An article in the Neshoba Democrat gives a good in-depth discussion of the issues surrounding the demolition request that First Baptist Church in Philadelphia has filed.
A request to demolish or move an historic home adjacent to The First Baptist Church to make way for a daycare center will be discussed by the Philadelphia Historic Preservation Commission at a public hearing on March 2.
It’s so rare to see such good research into architects and builders as the Democrat has done here:
The Baptist parsonage and several other houses in the same area along Pecan Avenue were designed by the now late Starkville architect Tom Johnston.
Among them are what were originally known as the Marion Perry, Walker Jones, Henry Mars and Gully Yates homes.
The Presbyterian manse on Poplar Avenue was also designed by Johnston and built by the late Tom DeWeese.
The article goes on to give some context for this decision, namely the recent permit by the preservation commission for the demolition of the old Coca-Cola building downtown:
The preservation commission on Jan. 15 gave the Board of Supervisors authority to demolish the old Coca-Cola building at 425 Center Ave., downtown.
That building was constructed in 1926, according to a history of the Coca-Cola company published in The Neshoba Democrat in 1985.
Yates Engineering Corp. told supervisors in early November that it would be cost prohibitive to remodel the Coke building, citing such deficiencies as bowed wood columns/beams; diagonal cracking in the southeast exterior wall; roof leaks; and inadequate (or no) floor/roof connections to exterior walls.
I’m not on the historic preservation commission, I don’t live in Philadelphia, and I don’t know all the issues and history involved, so I can’t tell them what decision to make; obviously, my bias is toward maintaining historic buildings and districts and not allowing demolition. But here are some issues I think the commission should consider as they make their decision:
1. Does the building contribute to the architectural or historic character of the district? The answer, at least according to this article, seems to be “yes.” Most (not necessarily all) houses designed by architects were given real individual care and show a higher level of sophistication in their design than the surrounding catalog or spec houses.
2. Is the building structurally sound? According to the article, the Coke building was not sound, so the precedent the preservation commission set was that there must be a legitimate and irreparable problem with the building for a demolition permit to be issued. But if this house is sound and the only reason to tear it down is that it’s in the way, giving it a demolition permit would be setting a precedent for other owners who decided they needed, say, a parking pad for their RV or a larger house or a whole variety of things.
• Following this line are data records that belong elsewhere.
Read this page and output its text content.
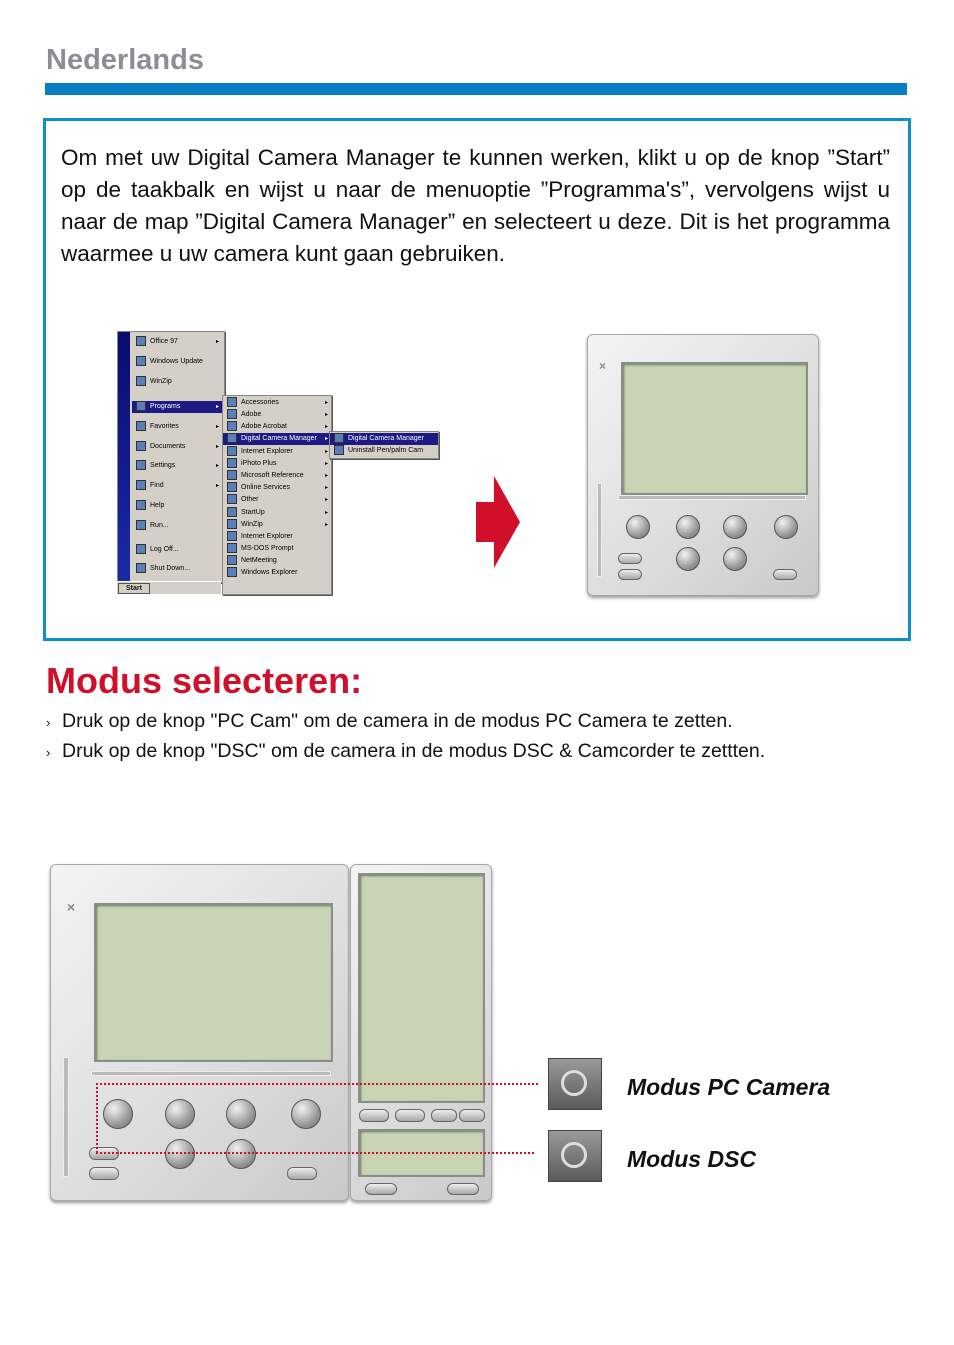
Nederlands
Om met uw Digital Camera Manager te kunnen werken, klikt u op de knop ”Start” op de taakbalk en wijst u naar de menuoptie ”Programma's”, vervolgens wijst u naar de map ”Digital Camera Manager” en selecteert u deze. Dit is het programma waarmee u uw camera kunt gaan gebruiken.
Windows98
Office 97	▸
Windows Update
WinZip
Programs	▸
Favorites	▸
Documents	▸
Settings	▸
Find	▸
Help
Run...
Log Off...
Shut Down...
Start
Accessories	▸
Adobe	▸
Adobe Acrobat	▸
Digital Camera Manager ▸
Internet Explorer	▸
iPhoto Plus	▸
Microsoft Reference	▸
Online Services	▸
Other	▸
StartUp	▸
WinZip	▸
Internet Explorer
MS-DOS Prompt
NetMeeting
Windows Explorer
Digital Camera Manager
Uninstall Pen/palm Cam
×
Modus selecteren:
› Druk op de knop "PC Cam" om de camera in de modus PC Camera te zetten.
› Druk op de knop "DSC" om de camera in de modus DSC & Camcorder te zettten.
×
Modus PC Camera
Modus DSC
3. Is there any compromise available to allow First Baptist room to expand and still keep the house? Is an addition to the back of the house out of the picture? The phrase “demolish or move” in the first sentence of the article seemed to open the door to the possibility of moving the house. Based on my experience, the problem with this option is that often the owner just goes through the motions of trying to find a buyer and then comes back to the commission 6 months or a year later saying that it’s just not working and they need to tear it down. This might be especially true during this economic downturn.
At any rate, my preference obviously would be for First Baptist to continue using this house, possibly adding onto the back to meet the needs of their child-care ministry. Barring that, while it’s never ideal to move a building, it does give it a chance at life again and could help the preservation commission avoid setting the dangerous precedent of allowing people to demolish buildings in the historic district whenever they say they need to, which essentially negates the whole purpose of a historic district.